Par ailleurs, nous avons le sentiment que la politique européenne de la pêche est marquée par une forme de dogmatisme, de théologie. Il semblerait qu’une seule politique soit possible, quelle que soit la diversité des territoires, ce qui est en contradiction avec la devise de l’Europe : « L’unité dans la diversité ». Or c’est plutôt dans l’uniformité que l’on cherche à imposer une politique.

On fait jouer le principe de précaution, au motif que des doutes subsistent sur la fiabilité des évaluations scientifiques. Certes, je peux le comprendre, mais, de ce fait, nous n’étendons pas outre-mer des mesures qui ont pourtant été prises en Europe ; au contraire, nous les gelons et les interdisons. C’est assez pénible. En outre, cela a des conséquences très graves, car, ce faisant, on condamne la pêche dans ces régions à demeurer une pêche côtière, artisanale, non pas que cela n’ait pas quelques vertus, mais on instaure une division du travail un peu curieuse dans ce secteur.

En n’étendant pas des mesures existant à l’échelon européen, continental comme l’a dit Georges Patient, on a divisé les espaces maritimes entre Européens et étrangers. On laisse aux étrangers la conquête des grands espaces, la pêche hauturière, palangrière ; quant à la pêche côtière, elle est réservée aux Français.

Pour illustrer les conséquences délétères de cette politique, je citerai l’exemple emblématique de la Guyane, où des bateaux étrangers viennent impunément pêcher dans la zone des douze milles en défiant toutes les règles. Par ailleurs, nous avons un problème de capacité d’intervention, en tout cas, de fréquence d’intervention de la marine nationale. Là encore, c’est assez pénible à vivre.
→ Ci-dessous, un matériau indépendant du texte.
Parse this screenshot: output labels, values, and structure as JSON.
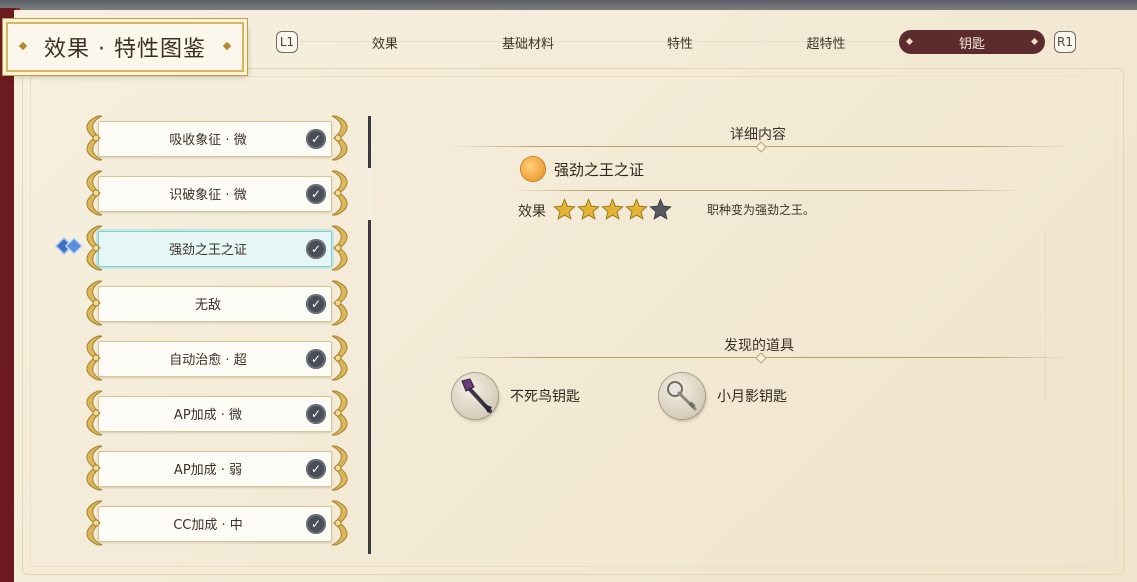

Pourtant, les outils juridiques existent, ils ont été longuement évoqués, notamment par Jean-Étienne Antoinette. Il s’agit de l'article 349 du Traité sur le fonctionnement de l'Union européenne, qu’il faut davantage exploiter. Nous n’avons pas assez exploré les ressources que nous offre cet article.

Nous avons simplement mis en place un programme d’option spécifique à l’éloignement et à l’insularité, un POSEI. Celui-ci comprend deux volets : le régime spécifique d’approvisionnement, le RSA, et des mesures d’aide à la production locale, mais nous ne sommes pas allés au-delà du secteur agricole. Or l’article 349 permet de prendre des mesures dans d’autres domaines, y compris d’ailleurs pour lutter contre la vie chère. Je travaille actuellement sur ce segment et il serait intéressant que cet article fasse l’objet d’une adaptation.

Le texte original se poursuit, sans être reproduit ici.